Diverse attempts at reform killed in legislature; penalty reduction still possible


Last update: February 22, 2017


Numerous marijuana policy reform bills were introduced in the 2017 session, but most failed to advance prior to a February 3 deadline. Three of the bills that were considered would have expanded Wyoming’s very limited medical cannabis protections: HB 265, sponsored by Rep. Dan Zwonitzer (R-Laramie), would have created a system for doctors to recommend low-THC medical cannabis but did not set up dispensaries; HB 81 would have expanded Wyoming’s existing CBD bill to include dependent adults and any medical conditions; and HB 247 would have allowed out-of-state patients to legally possess their medicine in Wyoming.

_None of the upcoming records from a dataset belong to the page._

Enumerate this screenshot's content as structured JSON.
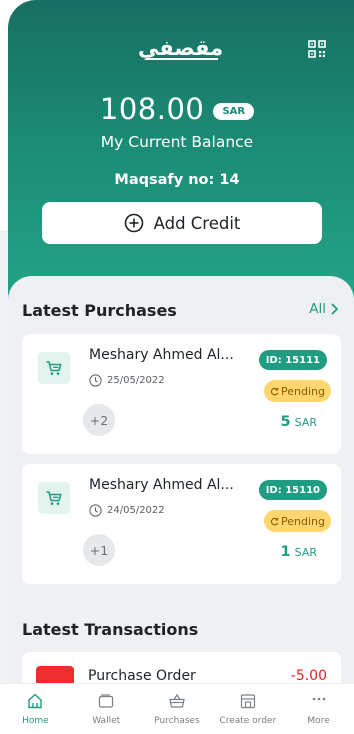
{
  "header": {
    "logo_text": "مقصفي",
    "qr_icon": "qr-code-icon"
  },
  "balance": {
    "amount": "108.00",
    "currency": "SAR",
    "label": "My Current Balance",
    "maqsafy_no": "Maqsafy no: 14",
    "add_credit_label": "Add Credit"
  },
  "purchases": {
    "title": "Latest Purchases",
    "see_all_label": "All",
    "items": [
      {
        "name": "Meshary Ahmed Al...",
        "date": "25/05/2022",
        "more": "+2",
        "id": "ID: 15111",
        "status": "Pending",
        "amount": "5",
        "currency": "SAR"
      },
      {
        "name": "Meshary Ahmed Al...",
        "date": "24/05/2022",
        "more": "+1",
        "id": "ID: 15110",
        "status": "Pending",
        "amount": "1",
        "currency": "SAR"
      }
    ]
  },
  "transactions": {
    "title": "Latest Transactions",
    "items": [
      {
        "title": "Purchase Order",
        "amount": "-5.00"
      }
    ]
  },
  "tabbar": {
    "items": [
      {
        "label": "Home",
        "icon": "home-icon",
        "active": true
      },
      {
        "label": "Wallet",
        "icon": "wallet-icon",
        "active": false
      },
      {
        "label": "Purchases",
        "icon": "basket-icon",
        "active": false
      },
      {
        "label": "Create order",
        "icon": "store-icon",
        "active": false
      },
      {
        "label": "More",
        "icon": "more-dots-icon",
        "active": false
      }
    ]
  },
  "colors": {
    "brand_green": "#1f9c82",
    "pending_yellow": "#ffd76e",
    "negative_red": "#e02424"
  }
}
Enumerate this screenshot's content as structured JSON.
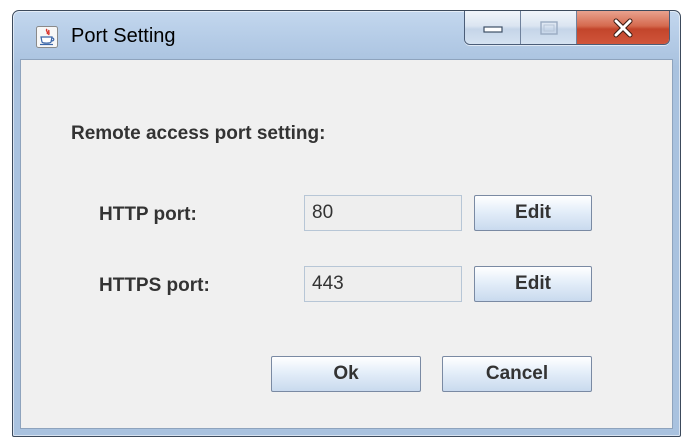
{
  "window": {
    "title": "Port Setting",
    "app_icon": "java-cup-icon"
  },
  "window_controls": {
    "minimize_icon": "minimize-icon",
    "maximize_icon": "maximize-icon",
    "close_icon": "close-icon"
  },
  "content": {
    "heading": "Remote access port setting:",
    "http": {
      "label": "HTTP port:",
      "value": "80",
      "edit_label": "Edit"
    },
    "https": {
      "label": "HTTPS port:",
      "value": "443",
      "edit_label": "Edit"
    },
    "ok_label": "Ok",
    "cancel_label": "Cancel"
  },
  "colors": {
    "frame": "#b4cbe6",
    "close_button": "#c3452b",
    "client_background": "#f0f0f0",
    "text": "#333333"
  }
}
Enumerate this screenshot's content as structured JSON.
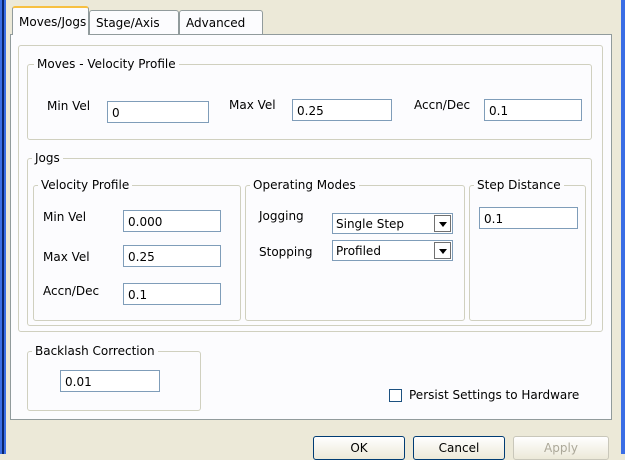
{
  "tabs": [
    {
      "label": "Moves/Jogs"
    },
    {
      "label": "Stage/Axis"
    },
    {
      "label": "Advanced"
    }
  ],
  "moves": {
    "title": "Moves - Velocity Profile",
    "min_vel_label": "Min Vel",
    "min_vel_value": "0",
    "max_vel_label": "Max Vel",
    "max_vel_value": "0.25",
    "accn_label": "Accn/Dec",
    "accn_value": "0.1"
  },
  "jogs": {
    "title": "Jogs",
    "velocity": {
      "title": "Velocity Profile",
      "min_vel_label": "Min Vel",
      "min_vel_value": "0.000",
      "max_vel_label": "Max Vel",
      "max_vel_value": "0.25",
      "accn_label": "Accn/Dec",
      "accn_value": "0.1"
    },
    "modes": {
      "title": "Operating Modes",
      "jogging_label": "Jogging",
      "jogging_value": "Single Step",
      "stopping_label": "Stopping",
      "stopping_value": "Profiled"
    },
    "step": {
      "title": "Step Distance",
      "value": "0.1"
    }
  },
  "backlash": {
    "title": "Backlash Correction",
    "value": "0.01"
  },
  "persist": {
    "label": "Persist Settings to Hardware",
    "checked": false
  },
  "buttons": {
    "ok": "OK",
    "cancel": "Cancel",
    "apply": "Apply"
  }
}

Meanwhile, a decriminalization bill sponsored by Rep. Mark Baker (R-Sweetwater) failed a committee vote despite bipartisan support, and an effort he led with Rep. James Byrd (D-Laramie) to amend the constitution to legalize marijuana was not considered.

There is some good news, however. A penalty reduction bill, HB 197, passed the House, although some bad amendments were added in the Senate, including applying the penalty reduction only to certain forms of marijuana. The House version would be a significant improvement over current law, as it reduces the penalty for first-time possession of less than three ounces of marijuana, or less than eight ounces of products containing THC, to 20 days in jail and/or a $200 fine. This is much closer to what an overwhelming majority — 72% of Wyoming voters —want, which is to end jail time altogether for people in possession of small amounts of marijuana, according to a recent survey.

No medical cannabis in the Equality State


bill sponsored by Rep. Robert McKim, which became law in July 2015, allows the use of CBD oil to treat seizures. However, it does not contain any provision for in-state access and leaves many patients behind; only 2.5% of registered patients in Colorado and less than 1% of patients in Arizona list seizures as their qualifying condition. Please encourage your legislators to champion compassion and common sense by supporting medical marijuana legislation.

A local organization, Wyoming NORML, tried to get an initiative on the 2016 ballot and then the 2018 ballot, but unfortunately its efforts were hampered by an internal re-organization, and the effort fell short.